Ora é racista quem diz, ou pelo menos pensa, coisas como "ó preto, vai para a tua terra", e não quem é nacional de um país que teve, há séculos, traficantes de escravos, ou, há décadas, alguns colonos que tratavam bárbara ou exploravam selvaticamente os nativos das colónias que trabalhavam para eles. No limite, quem herdou fortunas realizadas nesses negócios usufrui de um benefício directo deles de que se deve envergonhar. O que não é o meu caso.

E não é racista quem não as pensa nem as diz. Como é o meu caso.

As indignidades racistas cometidas por portugueses no passado remoto ou menos remoto, e até no presente, responsabilizam-me tanto, e fazem-me sentir o exactamente o mesmo grau de culpa e vontade de pedir desculpa a alguém, como as vigarices de um primeiro-ministro corrupto como o José Sócrates. Nem eu nem os meus filhos ou netos alguma vez vamos pedir desculpa pelas vigarices dele, mesmo que nos embarace vivermos integrados numa comunidade que, tendo ele os traços de carácter tão escancarados, o elegeu para primeiro-ministro, até por maioria absoluta, ou que elegeu mais tarde, ainda que através de uma complexa engenharia constitucional que divide as responsabilidades da eleição com o voto dos eleitores, o seu colaborador mais próximo enquanto governou, que também tem os traços de carácter igualmente escancarados. Nem pelo tráfico de escravos, nem pelos abusos colonialistas cometidos por portugueses no passado.

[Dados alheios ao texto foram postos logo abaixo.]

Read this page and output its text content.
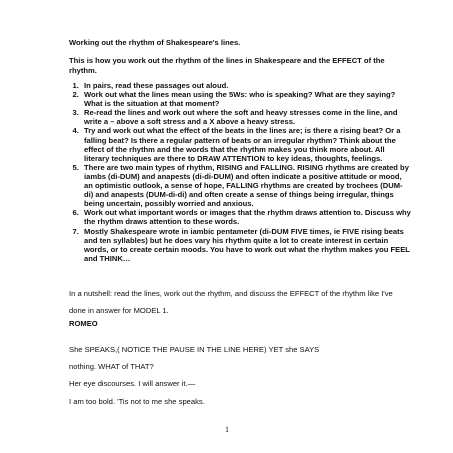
Working out the rhythm of Shakespeare's lines.
This is how you work out the rhythm of the lines in Shakespeare and the EFFECT of the rhythm.
1. In pairs, read these passages out aloud.
2. Work out what the lines mean using the 5Ws: who is speaking? What are they saying? What is the situation at that moment?
3. Re-read the lines and work out where the soft and heavy stresses come in the line, and write a – above a soft stress and a X above a heavy stress.
4. Try and work out what the effect of the beats in the lines are; is there a rising beat? Or a falling beat? Is there a regular pattern of beats or an irregular rhythm? Think about the effect of the rhythm and the words that the rhythm makes you think more about. All literary techniques are there to DRAW ATTENTION to key ideas, thoughts, feelings.
5. There are two main types of rhythm, RISING and FALLING. RISING rhythms are created by iambs (di-DUM) and anapests (di-di-DUM) and often indicate a positive attitude or mood, an optimistic outlook, a sense of hope, FALLING rhythms are created by trochees (DUM-di) and anapests (DUM-di-di) and often create a sense of things being irregular, things being uncertain, possibly worried and anxious.
6. Work out what important words or images that the rhythm draws attention to. Discuss why the rhythm draws attention to these words.
7. Mostly Shakespeare wrote in iambic pentameter (di-DUM FIVE times, ie FIVE rising beats and ten syllables) but he does vary his rhythm quite a lot to create interest in certain words, or to create certain moods. You have to work out what the rhythm makes you FEEL and THINK…
In a nutshell: read the lines, work out the rhythm, and discuss the EFFECT of the rhythm like I've done in answer for MODEL 1.
ROMEO
She SPEAKS,( NOTICE THE PAUSE IN THE LINE HERE) YET she SAYS
nothing. WHAT of THAT?
Her eye discourses. I will answer it.—
I am too bold. 'Tis not to me she speaks.
1
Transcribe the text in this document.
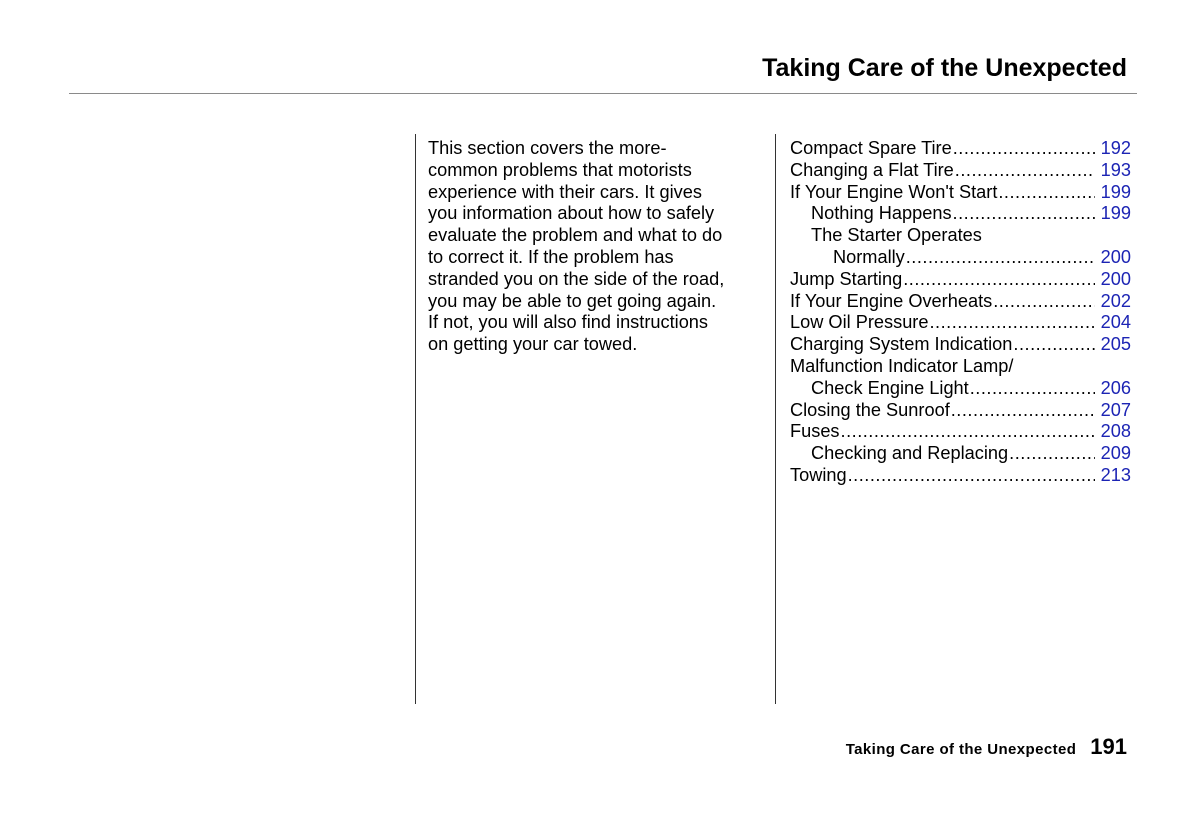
Taking Care of the Unexpected
This section covers the more-
common problems that motorists
experience with their cars. It gives
you information about how to safely
evaluate the problem and what to do
to correct it. If the problem has
stranded you on the side of the road,
you may be able to get going again.
If not, you will also find instructions
on getting your car towed.
Compact Spare Tire .....	192
Changing a Flat Tire .....	193
If Your Engine Won't Start .....	199
Nothing Happens .....	199
The Starter Operates
Normally .....	200
Jump Starting .....	200
If Your Engine Overheats .....	202
Low Oil Pressure .....	204
Charging System Indication .....	205
Malfunction Indicator Lamp/
Check Engine Light .....	206
Closing the Sunroof .....	207
Fuses .....	208
Checking and Replacing .....	209
Towing .....	213
Taking Care of the Unexpected 191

Mas eles persistem nessa cruzada, e o último alvo da sua investida foi a estátua do padre António Vieira no largo Trindade Coelho, em Lisboa, que um bando de activistas liderado pelo conhecido Mamadou Ba intentaram derrubar através da deposição de flores e de uma performance poética, ou, nas suas próprias palavras, integrando "investigadores, professores, artistas e activistas de diversas nacionalidades" com o objectivo de "reflectir, discutir e agir promovendo a construção de uma narrativa crítica, para a eliminação do racismo e da desigualdade", tendo no entanto sido impedidos de aceder à estátua por, informa-nos o Público com a sua objectividade habitual, neonazis.

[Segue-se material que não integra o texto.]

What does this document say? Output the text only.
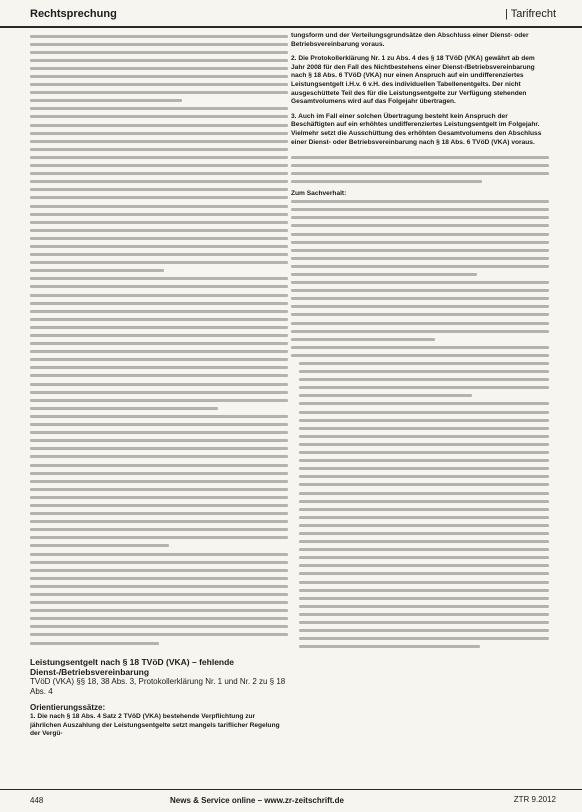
Rechtsprechung	| Tarifrecht
Leistungsentgelt nach § 18 TVöD (VKA) – fehlende Dienst-/Betriebsvereinbarung
TVöD (VKA) §§ 18, 38 Abs. 3, Protokollerklärung Nr. 1 und Nr. 2 zu § 18 Abs. 4
Orientierungssätze:
1. Die nach § 18 Abs. 4 Satz 2 TVöD (VKA) bestehende Verpflichtung zur jährlichen Auszahlung der Leistungsentgelte setzt mangels tariflicher Regelung der Vergü-
tungsform und der Verteilungsgrundsätze den Abschluss einer Dienst- oder Betriebsvereinbarung voraus.
2. Die Protokollerklärung Nr. 1 zu Abs. 4 des § 18 TVöD (VKA) gewährt ab dem Jahr 2008 für den Fall des Nichtbestehens einer Dienst-/Betriebsvereinbarung nach § 18 Abs. 6 TVöD (VKA) nur einen Anspruch auf ein undifferenziertes Leistungsentgelt i.H.v. 6 v.H. des individuellen Tabellenentgelts. Der nicht ausgeschüttete Teil des für die Leistungsentgelte zur Verfügung stehenden Gesamtvolumens wird auf das Folgejahr übertragen.
3. Auch im Fall einer solchen Übertragung besteht kein Anspruch der Beschäftigten auf ein erhöhtes undifferenziertes Leistungsentgelt im Folgejahr. Vielmehr setzt die Ausschüttung des erhöhten Gesamtvolumens den Abschluss einer Dienst- oder Betriebsvereinbarung nach § 18 Abs. 6 TVöD (VKA) voraus.
Zum Sachverhalt:
448	News & Service online – www.zr-zeitschrift.de	ZTR 9.2012
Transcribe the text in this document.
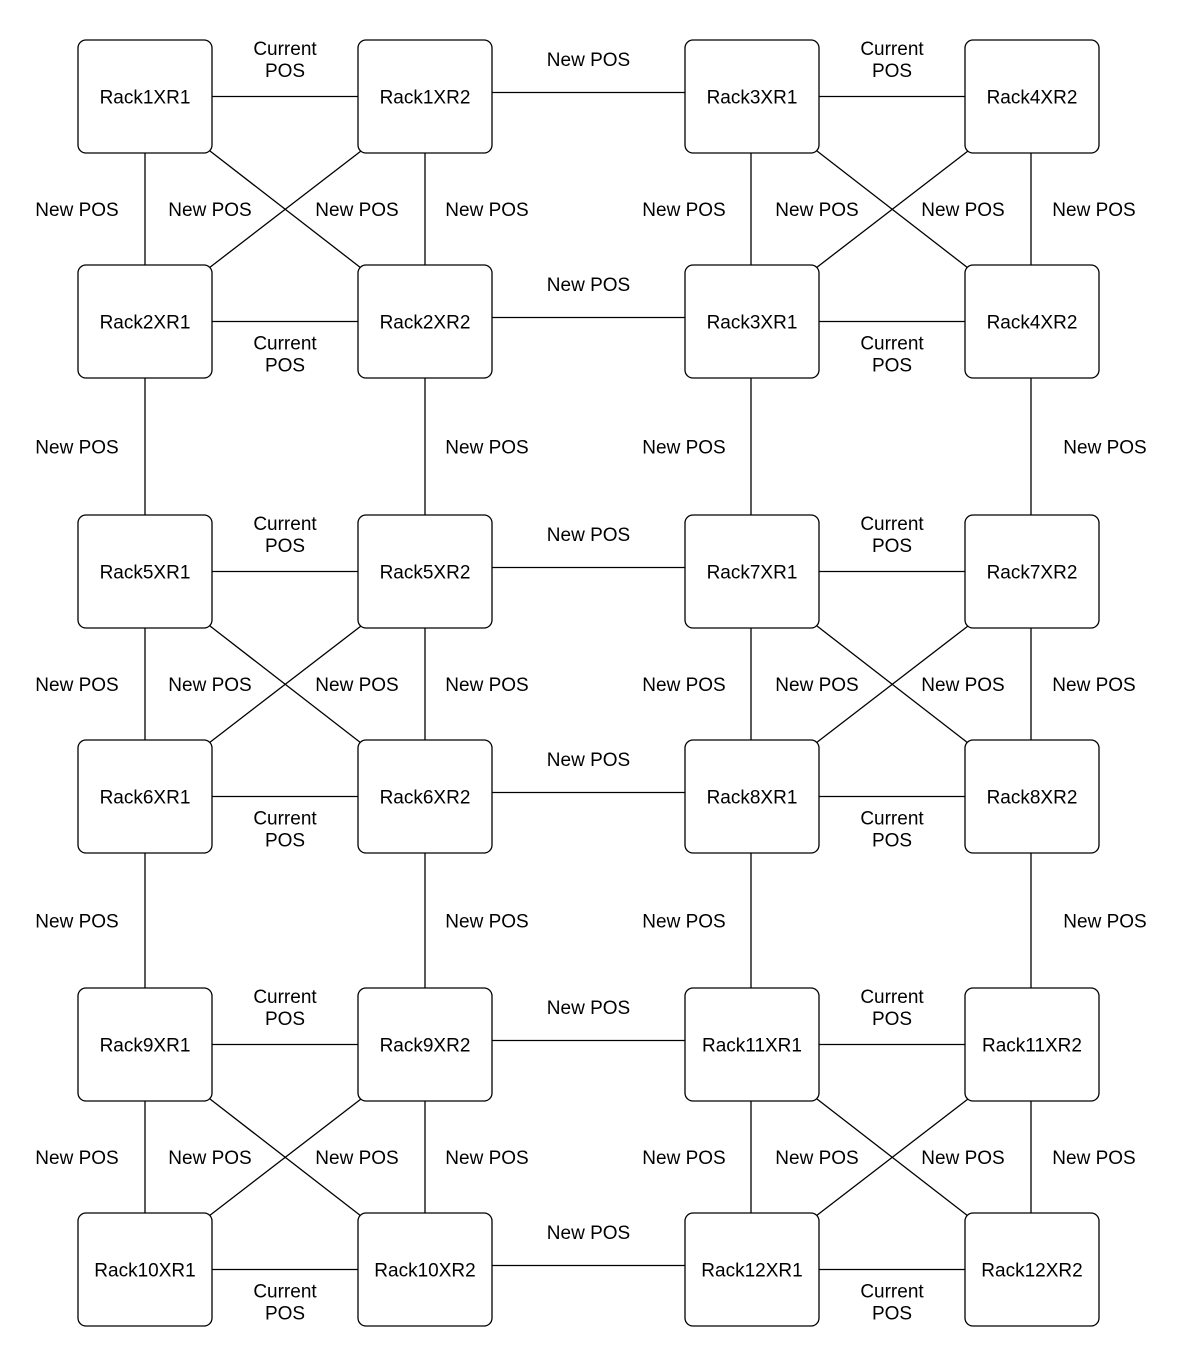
Rack1XR1	Rack1XR2	Rack3XR1	Rack4XR2
Rack2XR1	Rack2XR2	Rack3XR1	Rack4XR2
Rack5XR1	Rack5XR2	Rack7XR1	Rack7XR2
Rack6XR1	Rack6XR2	Rack8XR1	Rack8XR2
Rack9XR1	Rack9XR2	Rack11XR1	Rack11XR2
Rack10XR1	Rack10XR2	Rack12XR1	Rack12XR2
Current POS
New POS
Current POS
New POS	New POS
New POS	New POS	New POS	New POS
New POS	New POS
Current POS
New POS
Current POS
New POS	New POS	New POS	New POS
Current POS
New POS
Current POS
New POS	New POS
New POS	New POS	New POS	New POS
New POS	New POS
Current POS
New POS
Current POS
New POS	New POS	New POS	New POS
Current POS
New POS
Current POS
New POS	New POS
New POS	New POS	New POS	New POS
New POS	New POS
Current POS
New POS
Current POS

O padre António Vieira bateu-se, numa época em que bater-se por causas como essas podia resultar, não em ser entrevistado pelos jornalistas activistas do Público ou criticado pela direita nas redes sociais, mas em, por exemplo, ser condenado à morte na fogueira depois de devidamente torturado, pela abolição da escravatura e pelos direitos dos índios. Coisa que é mais do que duvidoso que os ascendentes deste bando de idiotas que o fazem agora em teatrinhos de rua ou nas páginas do Público, do Norte ou do Sul do Equador, tenham feito.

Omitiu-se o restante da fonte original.